То, что могло послужить первым шагом к мучительному кровавому концу, оказалось в действительности путем к избавлению. Вместо того чтобы отпустить их, толпа окружила Роджера, Леонию и недавнюю жертву. Агенты коммуны и пиконосцы остались позади двигающейся волны, поняв по возгласам и смеху, что новый вердикт был провозглашен, более основательный, чем приказы революционного трибунала. Народ, настаивающий прежде на смерти узника, сейчас с диким возбуждением приветствовал освобождение пленника.

Перечить этому многоголосому монстру было опасно. Дубинки агентов коммуны являлись знаком их службы, а не защитой от толпы. Даже пики и сабли не помогли бы, если бы толпа разобралась в том, что происходит. Для тех и других не имело значения, что одной жертвой стало меньше. Они пожали плечами, рассмеялись и пошли прочь. Окруженный избавителями, Роджер одной рукой обнял Леонию, а другой юношу и радостно улыбался.

Измученные пережитым, все трое мечтали поскорее отсюда выбраться, пока настроение толпы не изменилось.

Все вопросы уже были заданы. Никто ничего не заподозрил, но Роджер не смог ответить ни на один вопрос. Неважно, какое место рождения он назовет, кто-нибудь поймет, что он не знает местного говора. Более того, как только юношу заставят открыть рот, всем станет ясно, что он и Роджер не сельские жители.

Почти волшебное спасение и тот факт, что она больше не увидит окровавленные ступени, вернули Леонию к действительности. Она услышала, как множество людей комментировало акцент Роджера, наконец, она поняла всю сложность ситуации.
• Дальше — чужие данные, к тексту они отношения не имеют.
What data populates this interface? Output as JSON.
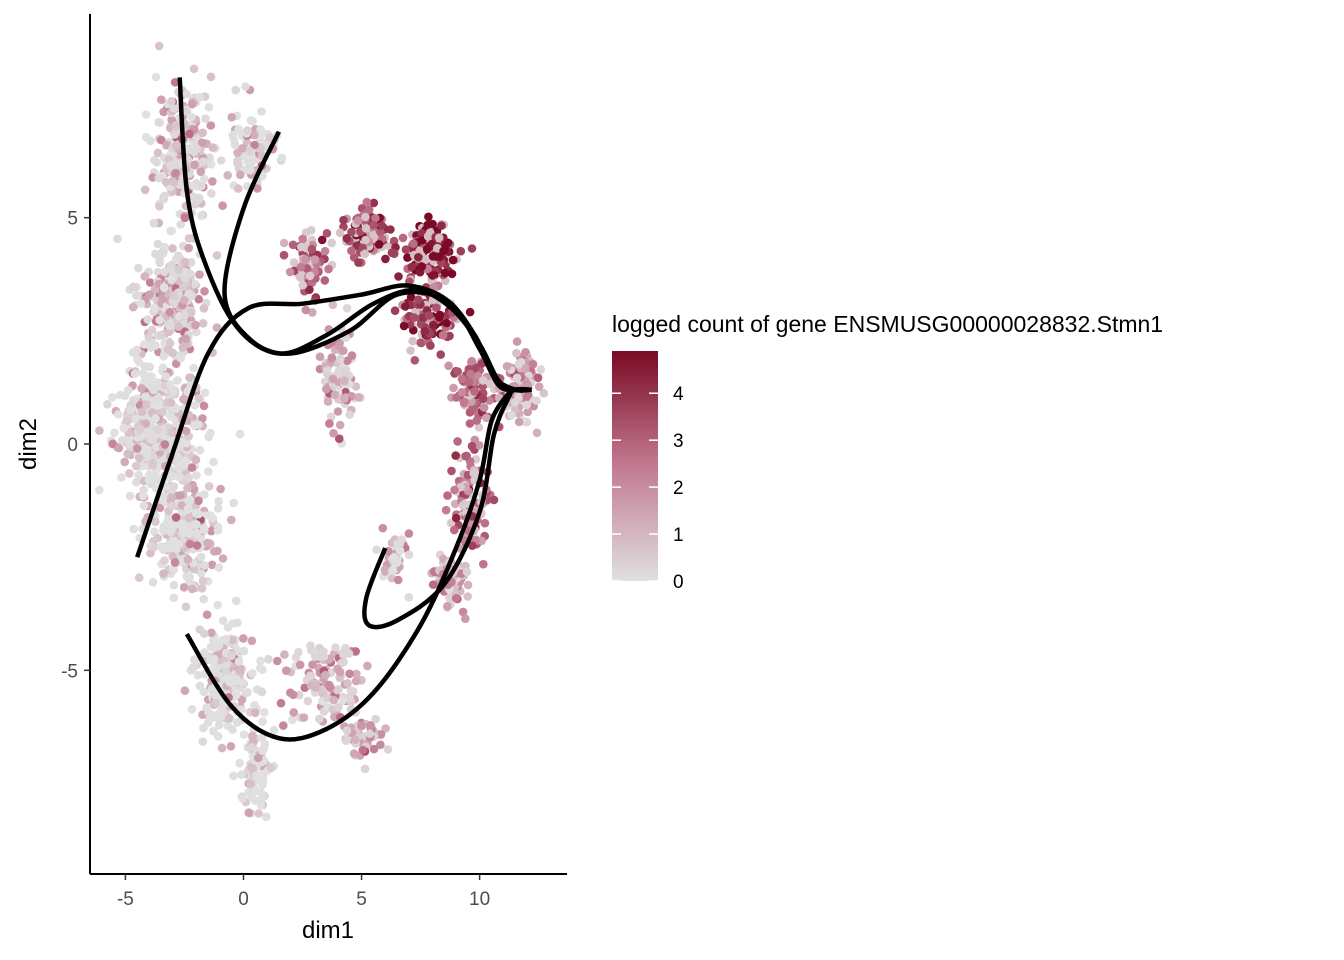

Ее речь так же выдавала ее аристократизм.

— Друг! — закричала она, как будто была в шоке и только сейчас поняла, кого Роджер держит правой рукой. Затем она повисла на шее молодого солдата, целуя его в щеку. — Твое имя, — шепнула она.

— Жорниак де Сэнт Мэр, — ответил он.

— Жорниак! — закричала Леония. — Дорогой Жорниак!
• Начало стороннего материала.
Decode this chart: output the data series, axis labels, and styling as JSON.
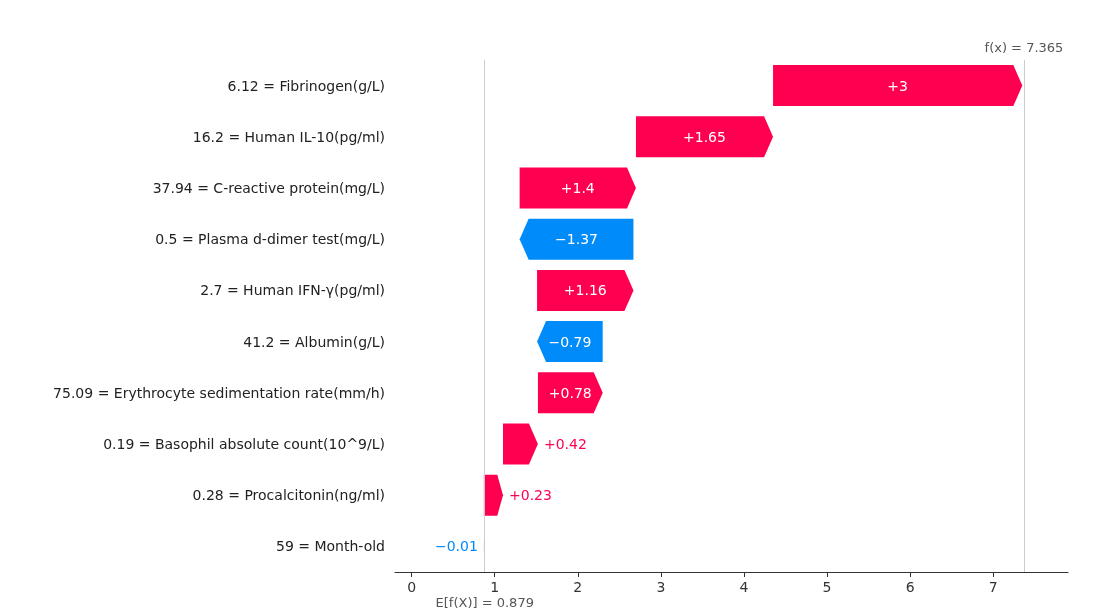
{
  "chart_data": {
    "type": "bar",
    "orientation": "horizontal",
    "categories": [
      "6.12 = Fibrinogen(g/L)",
      "16.2 = Human IL-10(pg/ml)",
      "37.94 = C-reactive protein(mg/L)",
      "0.5 = Plasma d-dimer test(mg/L)",
      "2.7 = Human IFN-γ(pg/ml)",
      "41.2 = Albumin(g/L)",
      "75.09 = Erythrocyte sedimentation rate(mm/h)",
      "0.19 = Basophil absolute count(10^9/L)",
      "0.28 = Procalcitonin(ng/ml)",
      "59 = Month-old"
    ],
    "values": [
      3,
      1.65,
      1.4,
      -1.37,
      1.16,
      -0.79,
      0.78,
      0.42,
      0.23,
      -0.01
    ],
    "base": [
      4.35,
      2.7,
      1.3,
      2.67,
      1.51,
      2.3,
      1.52,
      1.1,
      0.87,
      0.88
    ],
    "colors": [
      "#ff0051",
      "#ff0051",
      "#ff0051",
      "#008bfb",
      "#ff0051",
      "#008bfb",
      "#ff0051",
      "#ff0051",
      "#ff0051",
      "#008bfb"
    ],
    "value_labels": [
      "+3",
      "+1.65",
      "+1.4",
      "−1.37",
      "+1.16",
      "−0.79",
      "+0.78",
      "+0.42",
      "+0.23",
      "−0.01"
    ],
    "xlim": [
      -0.2,
      7.9
    ],
    "xticks": [
      0,
      1,
      2,
      3,
      4,
      5,
      6,
      7
    ],
    "ref_lines": [
      {
        "axis": "x",
        "value": 7.365,
        "label": "f(x) = 7.365",
        "color": "#cccccc"
      },
      {
        "axis": "x",
        "value": 0.879,
        "label": "E[f(X)] = 0.879",
        "color": "#cccccc"
      }
    ]
  }
}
Роджер, Леония и Жорниак были забыты. Все рванулись вперед, чтобы лучше видеть. Следующая попытка привела стоящих сзади на их освободившееся место, ближе к кровавому действу, добавив им еще дециметр или два.

Как долго это длилось, никто из них не мог вспомнить. Каждое передвижение было избавлением, полным страха и опасности. В любой момент их могли спросить, почему они движутся назад, а не вперед, где предатели получают по заслугам.

В любой момент кому-то могло взбрести в голову, что они или Жорниак убегают. Когда они пробили себе путь сквозь беспорядочную группу людей, Леония и Жорниак почти потеряли сознание, а Роджер чувствовал себя не намного лучше. Он завел их за угол и, задыхаясь, остановился в дверном проеме.

— Спасибо вам. Спасибо вам, — шептал юноша, трясясь всем телом, хотя уже был в безопасности. — Почему? Почему вы сделали это? Я никогда не видел вас прежде.

Акцент его был утонченным. Роджер глубоко вздохнул и сел, положив голову на колени, благодаря Бога за то, что он и Леония еще живы. У него не было ответа. Что он мог сказать? Не было разумного объяснения, почему он сделал это.